Am 7. März 2025 fand in Gießen die erste „Purple Ride“-Fahrraddemonstration statt. Die Veranstaltung wurde von ALLrad, dem Büro für Frauen und Gleichberechtigung der Stadt Gießen und der Klimainitiative Linden organisiert. Rund 100 Teilnehmer folgten dem Aufruf zur Demonstration, die anlässlich des Internationalen Frauentags stattfand. Ziel war eine geschlechtergerechte Verkehrsplanung und die Sichtbarkeit der unterschiedlichen Bedürfnisse von Frauen und Männern im Verkehr.
Die Teilnehmer äußerten auf der Kundgebung am Berliner Platz ihre Forderungen nach einer Verkehrswende, die auch die Mobilitätsbedürfnisse von Geschlechtern berücksichtigt. Einige der anwesenden Frauen betonten, dass die Verkehrspolitik traditionell eine männliche Perspektive in den Mittelpunkt stellt und dabei die komplexen Mobilitätsbedürfnisse von Frauen ignoriert. Frauen nutzen häufiger öffentliche Verkehrsmittel oder Fahrräder für Alltagsangelegenheiten, während viele Männer eher auf Autos zurückgreifen. Dies schafft Ungleichheiten bei der Mobilität und im Zugang zu sozialen Diensten.
Kritik an den Sicherheitsmaßnahmen
Nach der Demo kam es zu einem Vorfall, der die berechtigte Kritik an der Absicherung der Veranstaltung verdeutlichte. Marc Strickert, ein Teilnehmer der Fahrraddemo, äußerte Unmut über die Einsatzkräfte von Polizei und Stadtpolizei. Er stellte fest, dass die Seitenstraßen nicht ausreichend gesichert waren, was dazu führte, dass ein Kfz-Fahrer in die gesperrte Kreuzung fuhr und eine Teilnehmerin gefährdete. Die Ordnungskräfte intervenierten hierbei nicht, da angeblich kein Grund für ein Eingreifen vorlag.
Die Stadtpolizei äußerte sich dazu und erklärte, dass die Sicherungsmaßnahmen grundlegend ausreichend waren.

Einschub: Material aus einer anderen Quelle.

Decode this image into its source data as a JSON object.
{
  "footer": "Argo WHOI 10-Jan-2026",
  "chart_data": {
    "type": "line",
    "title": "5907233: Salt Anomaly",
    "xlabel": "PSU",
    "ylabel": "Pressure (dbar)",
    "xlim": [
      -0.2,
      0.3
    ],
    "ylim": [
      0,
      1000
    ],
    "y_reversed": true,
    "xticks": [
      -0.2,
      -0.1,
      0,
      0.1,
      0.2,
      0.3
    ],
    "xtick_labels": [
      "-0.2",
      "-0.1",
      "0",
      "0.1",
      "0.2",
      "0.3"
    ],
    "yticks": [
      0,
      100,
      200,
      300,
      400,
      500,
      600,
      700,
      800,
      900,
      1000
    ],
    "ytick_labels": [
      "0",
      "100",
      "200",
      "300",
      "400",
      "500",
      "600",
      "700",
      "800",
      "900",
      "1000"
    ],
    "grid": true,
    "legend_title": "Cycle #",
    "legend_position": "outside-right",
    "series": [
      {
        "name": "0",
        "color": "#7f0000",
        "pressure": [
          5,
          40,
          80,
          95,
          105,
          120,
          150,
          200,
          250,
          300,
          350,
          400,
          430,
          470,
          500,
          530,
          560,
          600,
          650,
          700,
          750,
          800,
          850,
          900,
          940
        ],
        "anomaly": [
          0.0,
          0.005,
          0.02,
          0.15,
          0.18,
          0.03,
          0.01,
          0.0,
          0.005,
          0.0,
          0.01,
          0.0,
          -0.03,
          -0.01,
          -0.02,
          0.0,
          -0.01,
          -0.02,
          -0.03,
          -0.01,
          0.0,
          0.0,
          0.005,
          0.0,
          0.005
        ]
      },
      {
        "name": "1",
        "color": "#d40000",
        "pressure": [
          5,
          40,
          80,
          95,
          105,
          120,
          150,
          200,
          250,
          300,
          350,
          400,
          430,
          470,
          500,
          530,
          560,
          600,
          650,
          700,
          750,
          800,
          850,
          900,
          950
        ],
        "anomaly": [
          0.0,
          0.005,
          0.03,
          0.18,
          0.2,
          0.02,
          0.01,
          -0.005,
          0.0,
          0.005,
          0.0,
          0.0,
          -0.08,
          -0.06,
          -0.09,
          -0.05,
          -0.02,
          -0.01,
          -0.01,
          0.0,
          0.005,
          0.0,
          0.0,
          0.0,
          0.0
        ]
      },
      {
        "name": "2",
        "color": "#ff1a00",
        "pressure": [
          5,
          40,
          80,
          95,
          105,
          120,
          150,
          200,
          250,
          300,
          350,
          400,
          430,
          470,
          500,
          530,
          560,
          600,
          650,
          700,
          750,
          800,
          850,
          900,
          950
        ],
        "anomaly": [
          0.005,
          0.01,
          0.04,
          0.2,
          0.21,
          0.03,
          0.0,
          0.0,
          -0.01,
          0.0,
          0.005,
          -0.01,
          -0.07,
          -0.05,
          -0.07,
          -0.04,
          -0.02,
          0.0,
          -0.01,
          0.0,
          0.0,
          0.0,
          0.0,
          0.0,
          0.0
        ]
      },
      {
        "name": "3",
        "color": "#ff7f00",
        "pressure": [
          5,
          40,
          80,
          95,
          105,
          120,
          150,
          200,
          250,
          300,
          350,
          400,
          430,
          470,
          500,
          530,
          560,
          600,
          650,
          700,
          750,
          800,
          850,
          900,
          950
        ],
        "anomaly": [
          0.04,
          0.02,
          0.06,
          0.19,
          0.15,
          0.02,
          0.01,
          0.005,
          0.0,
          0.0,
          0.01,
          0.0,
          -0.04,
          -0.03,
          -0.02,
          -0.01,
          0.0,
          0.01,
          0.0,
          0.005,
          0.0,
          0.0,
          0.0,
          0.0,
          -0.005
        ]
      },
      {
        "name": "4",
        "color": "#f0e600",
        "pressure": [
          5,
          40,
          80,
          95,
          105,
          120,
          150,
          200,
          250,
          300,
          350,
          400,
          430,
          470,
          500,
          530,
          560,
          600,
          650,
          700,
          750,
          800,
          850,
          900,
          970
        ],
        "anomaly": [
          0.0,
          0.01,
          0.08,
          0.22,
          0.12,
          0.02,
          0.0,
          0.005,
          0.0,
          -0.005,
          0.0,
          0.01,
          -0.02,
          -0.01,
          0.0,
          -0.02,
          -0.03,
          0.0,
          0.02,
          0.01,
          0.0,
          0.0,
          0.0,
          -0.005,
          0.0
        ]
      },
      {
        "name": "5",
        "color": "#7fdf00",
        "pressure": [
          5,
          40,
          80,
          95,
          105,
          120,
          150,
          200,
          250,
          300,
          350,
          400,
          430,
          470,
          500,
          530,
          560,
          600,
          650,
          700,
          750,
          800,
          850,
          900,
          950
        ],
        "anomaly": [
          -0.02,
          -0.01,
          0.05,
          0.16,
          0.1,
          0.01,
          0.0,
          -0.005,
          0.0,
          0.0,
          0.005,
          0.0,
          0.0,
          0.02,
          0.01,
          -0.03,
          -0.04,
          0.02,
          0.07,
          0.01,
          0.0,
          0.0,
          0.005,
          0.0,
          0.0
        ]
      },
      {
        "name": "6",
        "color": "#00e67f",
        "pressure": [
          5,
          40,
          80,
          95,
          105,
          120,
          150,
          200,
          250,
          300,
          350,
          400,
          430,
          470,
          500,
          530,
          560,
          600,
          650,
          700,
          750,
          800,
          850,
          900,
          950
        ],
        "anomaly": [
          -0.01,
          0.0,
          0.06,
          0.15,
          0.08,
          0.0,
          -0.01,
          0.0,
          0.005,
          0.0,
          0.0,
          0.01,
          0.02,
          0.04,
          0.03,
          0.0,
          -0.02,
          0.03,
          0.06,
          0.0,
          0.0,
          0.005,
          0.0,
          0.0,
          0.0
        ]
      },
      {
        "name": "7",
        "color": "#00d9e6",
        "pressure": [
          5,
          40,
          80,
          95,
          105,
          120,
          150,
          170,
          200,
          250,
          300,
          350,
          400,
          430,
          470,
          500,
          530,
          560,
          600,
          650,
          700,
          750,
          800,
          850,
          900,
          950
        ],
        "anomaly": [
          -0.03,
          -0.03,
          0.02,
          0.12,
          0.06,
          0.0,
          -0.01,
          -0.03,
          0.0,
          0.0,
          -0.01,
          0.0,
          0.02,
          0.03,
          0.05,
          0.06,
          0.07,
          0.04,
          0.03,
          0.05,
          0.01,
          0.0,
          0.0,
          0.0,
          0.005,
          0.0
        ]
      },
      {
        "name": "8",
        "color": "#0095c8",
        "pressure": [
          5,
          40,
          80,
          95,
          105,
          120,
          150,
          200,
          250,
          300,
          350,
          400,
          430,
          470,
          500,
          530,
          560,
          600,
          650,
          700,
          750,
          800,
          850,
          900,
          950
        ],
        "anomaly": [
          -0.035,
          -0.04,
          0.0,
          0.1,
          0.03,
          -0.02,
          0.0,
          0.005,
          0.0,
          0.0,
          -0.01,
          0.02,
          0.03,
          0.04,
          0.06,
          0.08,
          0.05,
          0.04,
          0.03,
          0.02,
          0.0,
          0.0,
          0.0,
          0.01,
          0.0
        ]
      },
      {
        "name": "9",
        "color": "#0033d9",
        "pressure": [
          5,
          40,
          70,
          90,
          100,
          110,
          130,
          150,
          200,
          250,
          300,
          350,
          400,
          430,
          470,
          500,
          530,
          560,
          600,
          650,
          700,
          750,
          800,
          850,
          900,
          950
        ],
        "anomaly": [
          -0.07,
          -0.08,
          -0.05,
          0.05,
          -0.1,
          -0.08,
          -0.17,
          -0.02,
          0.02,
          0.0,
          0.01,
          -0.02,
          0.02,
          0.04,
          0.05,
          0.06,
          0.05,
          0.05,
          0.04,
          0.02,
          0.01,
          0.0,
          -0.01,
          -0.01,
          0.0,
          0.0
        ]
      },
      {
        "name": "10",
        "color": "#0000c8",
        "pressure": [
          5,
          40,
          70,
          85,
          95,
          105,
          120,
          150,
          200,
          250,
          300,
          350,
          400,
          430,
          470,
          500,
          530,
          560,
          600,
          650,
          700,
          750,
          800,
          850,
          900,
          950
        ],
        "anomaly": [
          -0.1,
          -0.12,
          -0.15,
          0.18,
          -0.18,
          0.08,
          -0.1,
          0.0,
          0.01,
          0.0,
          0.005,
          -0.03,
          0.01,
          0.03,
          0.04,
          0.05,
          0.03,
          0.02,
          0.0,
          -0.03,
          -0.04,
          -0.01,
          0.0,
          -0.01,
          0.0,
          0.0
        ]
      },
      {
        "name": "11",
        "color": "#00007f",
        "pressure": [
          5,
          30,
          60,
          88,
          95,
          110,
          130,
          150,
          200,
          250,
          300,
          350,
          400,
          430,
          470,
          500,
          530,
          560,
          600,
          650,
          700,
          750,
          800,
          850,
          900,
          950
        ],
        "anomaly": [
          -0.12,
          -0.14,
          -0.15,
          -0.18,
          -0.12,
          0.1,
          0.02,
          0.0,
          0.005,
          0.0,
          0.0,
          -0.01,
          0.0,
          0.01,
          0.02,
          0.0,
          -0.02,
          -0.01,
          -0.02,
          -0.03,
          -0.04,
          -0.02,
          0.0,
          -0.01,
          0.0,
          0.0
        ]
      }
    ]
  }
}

Eine vollständige Abdichtung einer Demonstration sei nicht wie bei einem Faschingsumzug möglich. Zudem wurde der Vorwurf, dass Hupen von Autofahrern nicht geahndet wurden, als Standardpraxis in solchen Versammlungen abgetan, da dies toleriert werde. Trotzdem blieb der Vorfall, bei dem ein Mann während einer Protestrede provokant ins Mikrofon schrie, im Gedächtnis der Demonstranten.
Verkehrswende und feministische Perspektive
Die Thematisierung der anhaltenden Ungleichbehandlung der Geschlechter in der Verkehrsplanung ist von entscheidender Bedeutung. Die Mobilitätsbedürfnisse sind bei Männern und Frauen unterschiedlich. Während Männer häufig lineare Arbeitswege haben, sind es bei Frauen meist komplexe Wegeketten, die zahlreiche Zwischenstopps erfordern. Dazu trägt auch der Gender Care Gap bei, der im Durchschnitt besagt, dass Frauen täglich 77 Minuten mehr Zeit für unbezahlte Sorgearbeit aufwenden als Männer.
Im ländlichen Raum sind Frauen oft darauf angewiesen, Auto zu fahren, wenn sie ihre Aufgaben nicht effizient erledigen können. Dies weist auf die Notwendigkeit hin, die Verkehrspolitik zu überdenken und eine geschlechtergerechte Perspektive zu fördern. Die Initiative „Purple Ride“ bringt diesen Diskurs auf die Straßen und nutzt das Fahrrad als Symbol für Emanzipation und Unabhängigkeit.
Im Hinblick auf eine sozial-ökologische Verkehrswende fordern die Teilnehmenden eine Förderung von umweltfreundlicheren Mobilitätsformen wie Radfahren, ÖPNV und Fußwegen. Die Demonstration bot zudem einen Raum für solidarische Vernetzung und lud zur Mitwirkung an einem offenen Angebot zum Radfahrenlernen für Frauen in Gießen ein. Informationen zur feministischen Verkehrspolitik sind unter anderem auf den Seiten des VCD verfügbar.
Insgesamt zeigt die erste „Purple Ride“-Demonstration in Gießen, dass der Bedarf nach einer gerechteren Verkehrspolitik, die die vielfältigen Bedürfnisse aller Verkehrsteilnehmer honoriert, dringender ist denn je. Die Debatte um diese Themen wird auch in Zukunft gleichermaßen in Gießen wie im Rest des Landes fortgeführt werden müssen.